Wait, so he funded a lawsuit that destroyed Gawker because they published something true that embarrassed someone powerful, and now he's launched a service to rate journalists on whether they tell the truth? And the example case they picked was investigating whether someone accurately reported that Amazon workers had to work around a dead body — except they went after the wrong reporter, the one who just shared the story, not the one who originally reported it? I'm trying to understand how you fix journalism by making it more expensive to publish things that upset rich people.
Actually, what people are missing here is that this represents exactly the kind of market-driven correction mechanism journalism needs. D'Souza identified a genuine trust gap — 72% of Americans don't trust media according to the Gallup data cited — and built a bilateral accountability infrastructure where both parties agree to third-party adjudication. Yes, the initial execution needed iteration (hence the pivot to "more complex investigations" based on demonstrated willingness-to-pay), but that's precisely how product-market fit works. The real innovation isn't the AI tribunals themselves, it's creating a discovery mechanism that surfaces what stakeholders will actually fund versus what they'll just complain about on Twitter. If everyday people truly don't need defamation remedies at scale, the pricing model self-corrects and you move upmarket to enterprise clients — which is exactly what the relaunch signals they're doing.
The man who helped kill Gawker for publishing something true now runs a service to determine what counts as true. His first case targeted the wrong journalist. The site went dark after one interview. They always find a way to monetize the wound.

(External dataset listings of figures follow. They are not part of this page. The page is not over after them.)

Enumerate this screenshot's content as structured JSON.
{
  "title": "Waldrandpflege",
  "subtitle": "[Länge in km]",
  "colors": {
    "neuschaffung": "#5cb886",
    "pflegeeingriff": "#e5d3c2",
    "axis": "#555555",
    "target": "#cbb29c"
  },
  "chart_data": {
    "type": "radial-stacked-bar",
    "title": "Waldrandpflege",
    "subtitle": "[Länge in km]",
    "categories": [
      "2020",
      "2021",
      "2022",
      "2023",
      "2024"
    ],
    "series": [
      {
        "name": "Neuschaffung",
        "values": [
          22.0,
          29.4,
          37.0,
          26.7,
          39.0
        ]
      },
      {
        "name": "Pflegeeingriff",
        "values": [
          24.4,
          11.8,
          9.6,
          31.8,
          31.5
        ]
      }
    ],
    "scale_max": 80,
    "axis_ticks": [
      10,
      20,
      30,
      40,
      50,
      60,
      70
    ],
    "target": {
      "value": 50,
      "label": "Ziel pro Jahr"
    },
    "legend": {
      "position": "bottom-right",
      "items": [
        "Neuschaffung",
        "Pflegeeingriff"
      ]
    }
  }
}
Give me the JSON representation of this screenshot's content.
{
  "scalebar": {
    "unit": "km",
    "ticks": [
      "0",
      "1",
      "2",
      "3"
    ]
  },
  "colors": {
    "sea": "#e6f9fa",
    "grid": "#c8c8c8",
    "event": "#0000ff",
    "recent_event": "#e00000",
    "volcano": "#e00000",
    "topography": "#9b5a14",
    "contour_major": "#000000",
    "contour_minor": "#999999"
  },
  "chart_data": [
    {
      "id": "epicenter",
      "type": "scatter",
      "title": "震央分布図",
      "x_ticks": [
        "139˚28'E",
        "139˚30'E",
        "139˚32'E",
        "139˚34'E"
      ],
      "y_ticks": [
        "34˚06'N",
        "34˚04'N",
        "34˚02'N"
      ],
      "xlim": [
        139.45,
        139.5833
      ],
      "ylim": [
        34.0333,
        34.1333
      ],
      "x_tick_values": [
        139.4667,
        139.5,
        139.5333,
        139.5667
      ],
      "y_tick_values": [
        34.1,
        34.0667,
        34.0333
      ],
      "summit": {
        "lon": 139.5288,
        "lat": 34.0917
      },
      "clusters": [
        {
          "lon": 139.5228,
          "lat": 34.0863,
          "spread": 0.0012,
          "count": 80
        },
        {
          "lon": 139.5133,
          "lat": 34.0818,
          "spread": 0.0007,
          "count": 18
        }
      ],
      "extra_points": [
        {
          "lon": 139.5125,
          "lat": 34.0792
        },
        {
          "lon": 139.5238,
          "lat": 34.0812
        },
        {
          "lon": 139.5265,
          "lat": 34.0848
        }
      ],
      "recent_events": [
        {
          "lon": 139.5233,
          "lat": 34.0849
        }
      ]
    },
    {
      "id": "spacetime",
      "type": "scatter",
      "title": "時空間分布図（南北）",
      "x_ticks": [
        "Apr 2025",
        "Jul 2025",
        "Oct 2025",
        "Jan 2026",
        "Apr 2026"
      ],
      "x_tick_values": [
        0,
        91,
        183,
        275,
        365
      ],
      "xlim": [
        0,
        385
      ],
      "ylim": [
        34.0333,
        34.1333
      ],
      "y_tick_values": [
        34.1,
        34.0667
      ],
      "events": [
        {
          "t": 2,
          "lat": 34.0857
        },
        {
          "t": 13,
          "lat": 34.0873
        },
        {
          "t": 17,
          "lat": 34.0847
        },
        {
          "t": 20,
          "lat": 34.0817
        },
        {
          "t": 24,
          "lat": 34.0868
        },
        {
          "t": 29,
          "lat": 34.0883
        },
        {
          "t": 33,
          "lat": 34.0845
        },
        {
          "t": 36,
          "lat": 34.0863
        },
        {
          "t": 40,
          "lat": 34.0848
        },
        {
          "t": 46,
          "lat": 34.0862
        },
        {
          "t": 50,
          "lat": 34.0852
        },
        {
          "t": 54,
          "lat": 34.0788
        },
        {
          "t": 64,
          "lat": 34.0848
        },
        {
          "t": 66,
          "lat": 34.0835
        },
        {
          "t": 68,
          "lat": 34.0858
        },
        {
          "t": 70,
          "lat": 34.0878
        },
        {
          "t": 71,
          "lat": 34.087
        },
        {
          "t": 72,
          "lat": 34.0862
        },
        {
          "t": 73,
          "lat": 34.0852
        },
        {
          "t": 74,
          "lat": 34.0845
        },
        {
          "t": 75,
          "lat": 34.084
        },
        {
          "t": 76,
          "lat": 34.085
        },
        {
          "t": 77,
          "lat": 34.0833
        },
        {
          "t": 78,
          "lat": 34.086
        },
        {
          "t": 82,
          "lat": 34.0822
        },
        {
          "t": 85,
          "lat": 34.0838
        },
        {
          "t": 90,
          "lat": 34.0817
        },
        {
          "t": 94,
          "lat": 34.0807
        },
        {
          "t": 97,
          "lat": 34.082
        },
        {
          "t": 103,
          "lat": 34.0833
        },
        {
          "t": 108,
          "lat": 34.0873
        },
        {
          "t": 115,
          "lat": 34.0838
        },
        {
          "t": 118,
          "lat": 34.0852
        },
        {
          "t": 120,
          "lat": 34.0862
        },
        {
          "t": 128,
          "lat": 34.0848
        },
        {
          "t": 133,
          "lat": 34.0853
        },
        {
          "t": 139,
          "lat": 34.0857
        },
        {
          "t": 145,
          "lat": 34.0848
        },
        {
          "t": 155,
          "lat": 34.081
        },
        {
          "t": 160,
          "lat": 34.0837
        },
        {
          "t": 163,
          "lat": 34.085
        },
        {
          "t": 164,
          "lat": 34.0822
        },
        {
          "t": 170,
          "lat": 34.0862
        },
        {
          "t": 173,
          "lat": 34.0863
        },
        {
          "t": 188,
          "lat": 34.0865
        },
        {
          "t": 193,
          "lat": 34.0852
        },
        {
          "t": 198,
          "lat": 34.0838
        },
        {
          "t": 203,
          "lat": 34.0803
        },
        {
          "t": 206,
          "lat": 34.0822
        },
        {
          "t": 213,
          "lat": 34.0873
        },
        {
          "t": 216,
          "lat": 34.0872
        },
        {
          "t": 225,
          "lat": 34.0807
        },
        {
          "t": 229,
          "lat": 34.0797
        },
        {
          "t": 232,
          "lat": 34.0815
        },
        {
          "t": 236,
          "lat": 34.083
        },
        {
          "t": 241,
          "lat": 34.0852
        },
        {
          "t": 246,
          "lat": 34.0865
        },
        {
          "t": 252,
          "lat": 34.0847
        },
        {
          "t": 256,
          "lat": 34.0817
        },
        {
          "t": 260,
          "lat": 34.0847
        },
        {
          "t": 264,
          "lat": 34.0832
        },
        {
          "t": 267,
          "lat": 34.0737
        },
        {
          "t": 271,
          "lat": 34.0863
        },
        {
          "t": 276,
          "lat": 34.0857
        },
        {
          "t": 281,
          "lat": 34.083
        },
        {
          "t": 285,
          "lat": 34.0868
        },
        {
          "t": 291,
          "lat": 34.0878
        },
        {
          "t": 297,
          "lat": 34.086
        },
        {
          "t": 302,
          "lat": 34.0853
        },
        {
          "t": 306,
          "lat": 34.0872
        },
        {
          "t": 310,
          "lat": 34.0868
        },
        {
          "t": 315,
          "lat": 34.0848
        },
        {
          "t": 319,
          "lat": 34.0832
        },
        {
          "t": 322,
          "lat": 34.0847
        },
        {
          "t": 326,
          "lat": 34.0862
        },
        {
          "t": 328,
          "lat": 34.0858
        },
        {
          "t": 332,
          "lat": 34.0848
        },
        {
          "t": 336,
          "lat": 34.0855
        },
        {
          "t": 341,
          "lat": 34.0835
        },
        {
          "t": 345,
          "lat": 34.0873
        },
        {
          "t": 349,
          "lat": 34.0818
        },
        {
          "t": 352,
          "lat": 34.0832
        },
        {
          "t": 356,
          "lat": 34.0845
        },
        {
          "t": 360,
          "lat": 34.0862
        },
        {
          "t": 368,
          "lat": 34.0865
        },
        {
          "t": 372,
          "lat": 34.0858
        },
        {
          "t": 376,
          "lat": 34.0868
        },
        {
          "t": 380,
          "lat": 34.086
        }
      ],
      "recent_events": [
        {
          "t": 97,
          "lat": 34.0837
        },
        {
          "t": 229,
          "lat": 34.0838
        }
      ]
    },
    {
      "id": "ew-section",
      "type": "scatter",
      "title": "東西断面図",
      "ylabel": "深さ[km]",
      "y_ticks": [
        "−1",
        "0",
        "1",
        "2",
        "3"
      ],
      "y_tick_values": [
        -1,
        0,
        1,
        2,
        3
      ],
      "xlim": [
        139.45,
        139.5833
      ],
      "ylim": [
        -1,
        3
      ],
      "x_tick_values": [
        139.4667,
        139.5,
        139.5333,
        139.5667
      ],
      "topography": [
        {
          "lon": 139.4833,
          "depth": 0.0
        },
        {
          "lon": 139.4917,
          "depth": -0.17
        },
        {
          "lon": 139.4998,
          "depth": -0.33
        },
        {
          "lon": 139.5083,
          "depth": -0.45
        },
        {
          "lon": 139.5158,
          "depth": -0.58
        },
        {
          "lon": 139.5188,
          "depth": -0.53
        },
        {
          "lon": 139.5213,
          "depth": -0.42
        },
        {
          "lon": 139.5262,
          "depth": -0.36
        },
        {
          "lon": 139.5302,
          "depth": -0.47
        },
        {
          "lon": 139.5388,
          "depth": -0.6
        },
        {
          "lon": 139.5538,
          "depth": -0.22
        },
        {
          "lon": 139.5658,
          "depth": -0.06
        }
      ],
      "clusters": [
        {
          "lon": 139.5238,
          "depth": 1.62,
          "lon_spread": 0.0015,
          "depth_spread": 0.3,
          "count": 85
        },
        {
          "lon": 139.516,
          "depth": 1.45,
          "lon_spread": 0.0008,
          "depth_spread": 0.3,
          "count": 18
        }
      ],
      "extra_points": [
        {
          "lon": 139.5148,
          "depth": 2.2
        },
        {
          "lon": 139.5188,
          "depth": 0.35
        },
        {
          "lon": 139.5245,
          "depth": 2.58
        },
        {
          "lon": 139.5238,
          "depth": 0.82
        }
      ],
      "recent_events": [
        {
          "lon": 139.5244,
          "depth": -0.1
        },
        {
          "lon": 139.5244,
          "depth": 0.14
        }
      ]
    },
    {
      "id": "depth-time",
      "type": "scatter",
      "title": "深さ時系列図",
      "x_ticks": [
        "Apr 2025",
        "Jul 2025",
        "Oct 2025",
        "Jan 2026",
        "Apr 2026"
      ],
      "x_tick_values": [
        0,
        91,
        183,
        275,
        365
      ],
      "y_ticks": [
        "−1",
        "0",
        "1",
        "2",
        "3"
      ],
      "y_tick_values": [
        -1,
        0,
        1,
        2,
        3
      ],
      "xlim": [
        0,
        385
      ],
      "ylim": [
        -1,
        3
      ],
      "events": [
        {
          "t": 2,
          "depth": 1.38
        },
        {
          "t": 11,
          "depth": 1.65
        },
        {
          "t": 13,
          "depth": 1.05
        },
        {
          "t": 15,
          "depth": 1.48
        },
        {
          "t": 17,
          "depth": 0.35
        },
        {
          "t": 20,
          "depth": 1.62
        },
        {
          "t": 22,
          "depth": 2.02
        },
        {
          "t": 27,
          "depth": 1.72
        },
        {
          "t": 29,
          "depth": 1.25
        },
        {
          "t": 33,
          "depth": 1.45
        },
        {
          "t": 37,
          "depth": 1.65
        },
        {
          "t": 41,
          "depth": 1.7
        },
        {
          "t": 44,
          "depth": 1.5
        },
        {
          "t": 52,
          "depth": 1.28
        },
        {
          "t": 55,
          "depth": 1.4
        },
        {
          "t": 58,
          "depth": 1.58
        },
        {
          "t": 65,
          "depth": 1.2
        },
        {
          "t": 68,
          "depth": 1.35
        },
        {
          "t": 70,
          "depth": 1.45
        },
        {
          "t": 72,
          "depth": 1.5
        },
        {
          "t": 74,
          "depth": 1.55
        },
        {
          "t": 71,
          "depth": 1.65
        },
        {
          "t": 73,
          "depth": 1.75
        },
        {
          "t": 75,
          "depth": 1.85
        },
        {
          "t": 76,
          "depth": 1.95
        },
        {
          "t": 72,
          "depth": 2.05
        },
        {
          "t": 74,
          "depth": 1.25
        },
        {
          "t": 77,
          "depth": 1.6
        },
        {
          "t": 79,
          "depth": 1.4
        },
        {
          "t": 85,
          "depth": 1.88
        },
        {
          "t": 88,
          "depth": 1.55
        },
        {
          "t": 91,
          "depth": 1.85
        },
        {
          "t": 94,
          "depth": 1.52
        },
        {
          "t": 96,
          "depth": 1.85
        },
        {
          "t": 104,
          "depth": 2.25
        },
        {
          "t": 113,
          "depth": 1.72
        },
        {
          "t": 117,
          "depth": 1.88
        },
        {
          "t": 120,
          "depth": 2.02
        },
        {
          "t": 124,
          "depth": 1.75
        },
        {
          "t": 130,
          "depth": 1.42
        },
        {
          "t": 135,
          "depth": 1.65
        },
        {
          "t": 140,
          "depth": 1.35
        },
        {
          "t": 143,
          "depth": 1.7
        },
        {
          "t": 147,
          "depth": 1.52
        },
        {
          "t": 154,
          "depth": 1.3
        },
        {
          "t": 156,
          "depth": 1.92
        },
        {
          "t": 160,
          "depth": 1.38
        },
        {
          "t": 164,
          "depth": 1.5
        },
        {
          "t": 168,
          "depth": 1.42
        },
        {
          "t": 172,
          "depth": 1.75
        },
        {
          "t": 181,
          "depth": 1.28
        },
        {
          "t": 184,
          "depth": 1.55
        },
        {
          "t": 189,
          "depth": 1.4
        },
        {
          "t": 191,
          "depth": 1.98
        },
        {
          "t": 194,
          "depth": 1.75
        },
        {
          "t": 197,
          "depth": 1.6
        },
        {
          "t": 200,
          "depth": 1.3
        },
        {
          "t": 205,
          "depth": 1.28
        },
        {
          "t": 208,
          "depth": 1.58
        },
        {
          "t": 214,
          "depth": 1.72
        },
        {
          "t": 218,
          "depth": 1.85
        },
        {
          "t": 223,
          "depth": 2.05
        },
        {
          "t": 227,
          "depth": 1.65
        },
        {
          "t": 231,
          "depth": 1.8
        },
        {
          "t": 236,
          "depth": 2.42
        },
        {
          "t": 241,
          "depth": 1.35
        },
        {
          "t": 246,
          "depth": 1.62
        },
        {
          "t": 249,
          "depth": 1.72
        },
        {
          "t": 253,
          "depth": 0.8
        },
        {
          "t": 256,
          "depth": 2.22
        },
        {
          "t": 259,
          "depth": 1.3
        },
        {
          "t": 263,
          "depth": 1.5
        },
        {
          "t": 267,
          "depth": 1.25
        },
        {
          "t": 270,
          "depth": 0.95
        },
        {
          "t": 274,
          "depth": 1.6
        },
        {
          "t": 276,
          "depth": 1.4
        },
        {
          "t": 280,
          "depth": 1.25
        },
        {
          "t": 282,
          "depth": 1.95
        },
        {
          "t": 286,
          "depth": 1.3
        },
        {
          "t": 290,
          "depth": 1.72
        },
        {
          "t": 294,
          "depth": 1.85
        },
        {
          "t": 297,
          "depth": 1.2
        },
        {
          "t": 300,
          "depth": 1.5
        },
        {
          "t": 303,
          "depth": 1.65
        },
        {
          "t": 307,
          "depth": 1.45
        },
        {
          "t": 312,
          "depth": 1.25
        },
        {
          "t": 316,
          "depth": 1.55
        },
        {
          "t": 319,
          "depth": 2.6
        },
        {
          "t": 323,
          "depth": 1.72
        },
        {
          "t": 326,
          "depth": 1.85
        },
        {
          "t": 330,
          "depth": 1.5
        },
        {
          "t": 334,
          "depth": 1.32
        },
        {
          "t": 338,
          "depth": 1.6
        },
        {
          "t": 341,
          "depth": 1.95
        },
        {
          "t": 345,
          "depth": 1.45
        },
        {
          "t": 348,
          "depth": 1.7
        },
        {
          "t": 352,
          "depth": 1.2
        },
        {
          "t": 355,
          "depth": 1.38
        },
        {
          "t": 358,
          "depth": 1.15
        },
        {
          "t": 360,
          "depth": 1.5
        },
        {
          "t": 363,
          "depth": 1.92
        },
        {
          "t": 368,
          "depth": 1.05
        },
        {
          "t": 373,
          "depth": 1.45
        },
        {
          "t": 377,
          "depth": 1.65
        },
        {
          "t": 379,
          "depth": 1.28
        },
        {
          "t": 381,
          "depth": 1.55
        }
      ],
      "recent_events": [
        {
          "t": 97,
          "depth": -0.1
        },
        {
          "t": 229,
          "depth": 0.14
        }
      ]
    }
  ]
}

Notice the narrative arc the piece itself is performing: it opens with D'Souza "wanting to save journalism," then methodically dismantles that framing until by the end we're watching a billionaire-backed technocrat propose solving press freedom by running stories through an AI black box. The article even catches its own subject doing the thing he claims to oppose — investigating the Mirror's Hannah Broughton for *aggregating* a Western Edge story, using an "anonymous investigator" to prosecute a case against anonymity. That's not irony the writer is pointing out. That's the structure revealing what the mission statement obscures: when you seed your "Honor Index" with cases about Joe Rogan and ivermectin, you're not building Snopes, you're building a privatized verdict system for culture war grievances with a $5,000 barrier to entry.